Bishops all over the U.S. have issued special St. Patrick’s Day dispensations for the faithful. That’s the luck of the Irish and non-Irish alike.
In Siouxland, only the Archdiocese of Omaha is allowing the eating of meat. The Catholic Voice, a media outlet for the Archdiocese of Omaha, announced in February that Archbishop George J. Lucas granted a dispensation for those who wish to eat meat on St. Patrick’s Day.
There is no dispensation for the Sioux City and Sioux Falls dioceses.

In some dioceses, those taking advantage of this “get out of fish on Friday” card are “exhorted to undertake a work of charity, an exercise of piety, or an act of comparable penance on some other occasion during the third week of Lent,” the diocese said.

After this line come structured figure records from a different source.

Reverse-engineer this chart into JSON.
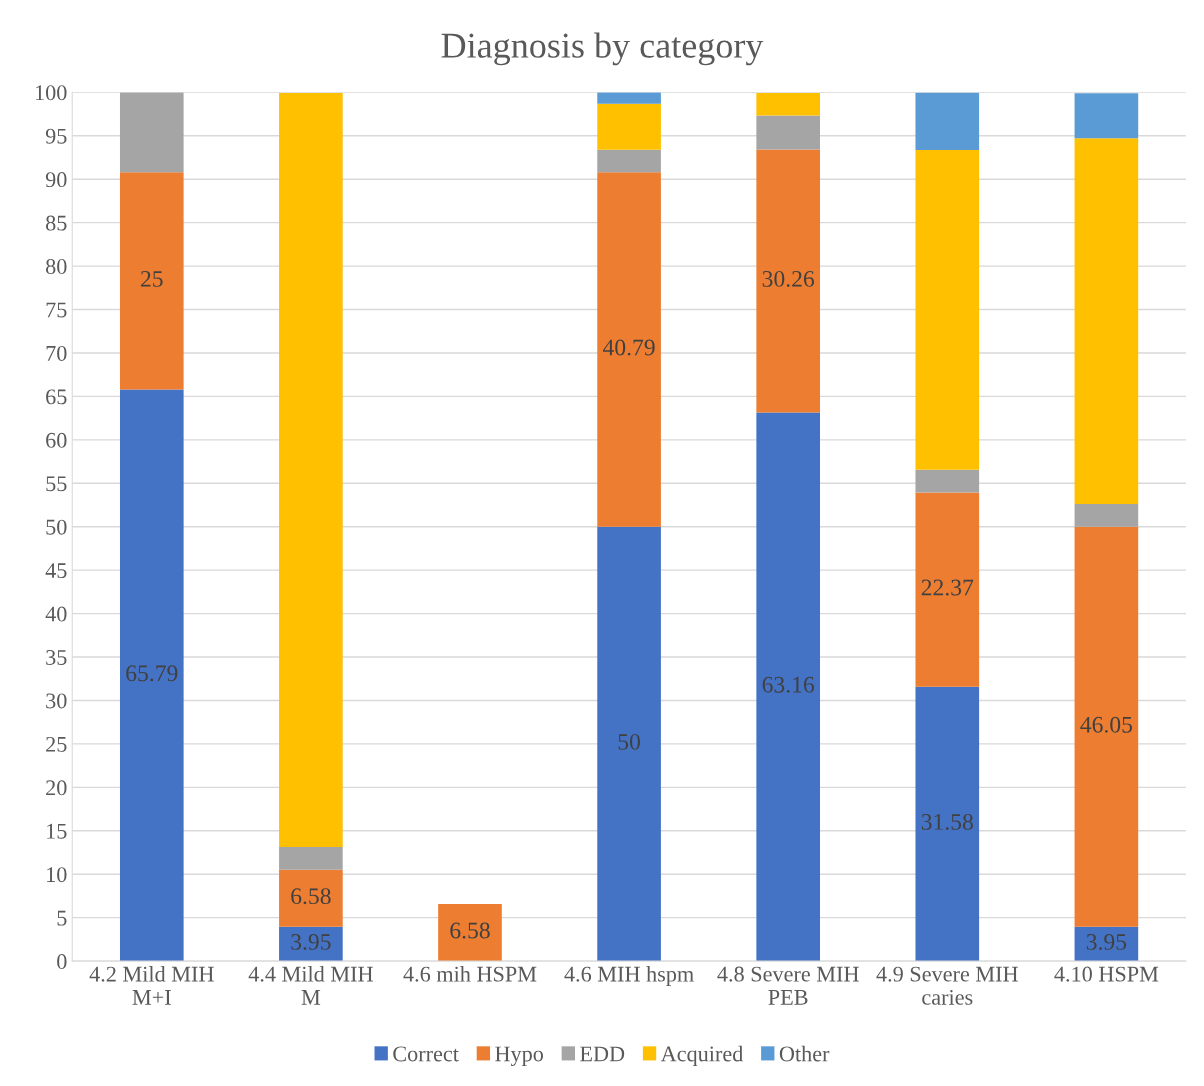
{
  "chart_data": {
    "type": "bar",
    "title": "Diagnosis by category",
    "stacked": true,
    "categories": [
      "4.2 Mild MIH\nM+I",
      "4.4 Mild MIH\nM",
      "4.6 mih HSPM",
      "4.6 MIH hspm",
      "4.8 Severe MIH\nPEB",
      "4.9 Severe MIH\ncaries",
      "4.10 HSPM"
    ],
    "series": [
      {
        "name": "Correct",
        "color": "#4472c4",
        "values": [
          65.79,
          3.95,
          0,
          50,
          63.16,
          31.58,
          3.95
        ],
        "value_labels": [
          "65.79",
          "3.95",
          null,
          "50",
          "63.16",
          "31.58",
          "3.95"
        ]
      },
      {
        "name": "Hypo",
        "color": "#ed7d31",
        "values": [
          25,
          6.58,
          6.58,
          40.79,
          30.26,
          22.37,
          46.05
        ],
        "value_labels": [
          "25",
          "6.58",
          "6.58",
          "40.79",
          "30.26",
          "22.37",
          "46.05"
        ]
      },
      {
        "name": "EDD",
        "color": "#a5a5a5",
        "values": [
          9.2,
          2.6,
          0,
          2.6,
          3.9,
          2.6,
          2.6
        ]
      },
      {
        "name": "Acquired",
        "color": "#ffc000",
        "values": [
          0,
          86.8,
          0,
          5.3,
          2.6,
          36.8,
          42.1
        ]
      },
      {
        "name": "Other",
        "color": "#5b9bd5",
        "values": [
          0,
          0,
          0,
          1.3,
          0,
          6.6,
          5.2
        ]
      }
    ],
    "ylim": [
      0,
      100
    ],
    "yticks": [
      0,
      5,
      10,
      15,
      20,
      25,
      30,
      35,
      40,
      45,
      50,
      55,
      60,
      65,
      70,
      75,
      80,
      85,
      90,
      95,
      100
    ],
    "grid": "y",
    "legend": "bottom"
  }
}
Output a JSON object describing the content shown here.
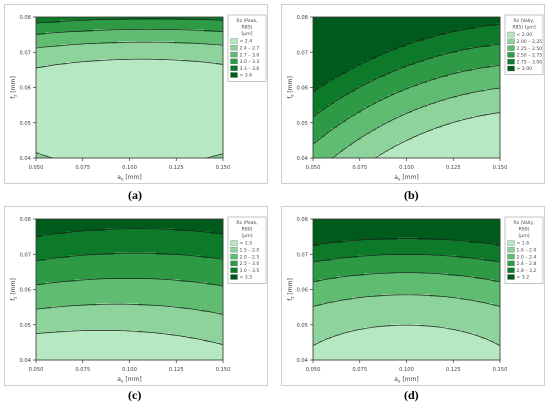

Other dioceses are asking their parishioners to abstain from meat some other day of the week.
The National Catholic Register’s Matt McDonald surveyed all of the bishops in the U.S. to find out which ones are offering a free pass on St. Patrick’s Day, according to this report from Catholic News Agency.
It found as of Thursday, March 16, 72.6% of the dioceses — 127 — were offering some relief from the “no-meat-on-Fridays-during-Lent rule” for St. Patrick’s Day.
Of those saying some form of yes, 93 diocesan bishops are providing a dispensation with no strings attached — although many of those bishops suggest extra prayers or spiritual exercises or abstaining from meat on another day, the story said.
Thirty-four diocesan bishops said some form of ‘yes, but …’ — requiring a substitute through what canon law calls a ‘commutation’ of the requirement, such as attending Mass on St. Patrick’s Day, saying the Breastplate of St. Patrick, praying the rosary, abstaining from meat another day, or helping the poor.
The last time St. Patrick’s Day was on a Friday was March 17, 2017. Lent will end on Easter Sunday, April 9, 2023.
A spokesperson for the Sioux City Diocese told KCAU 9 that technically if a parishioner could eat meat if they did so in the Archdiocese of Omaha.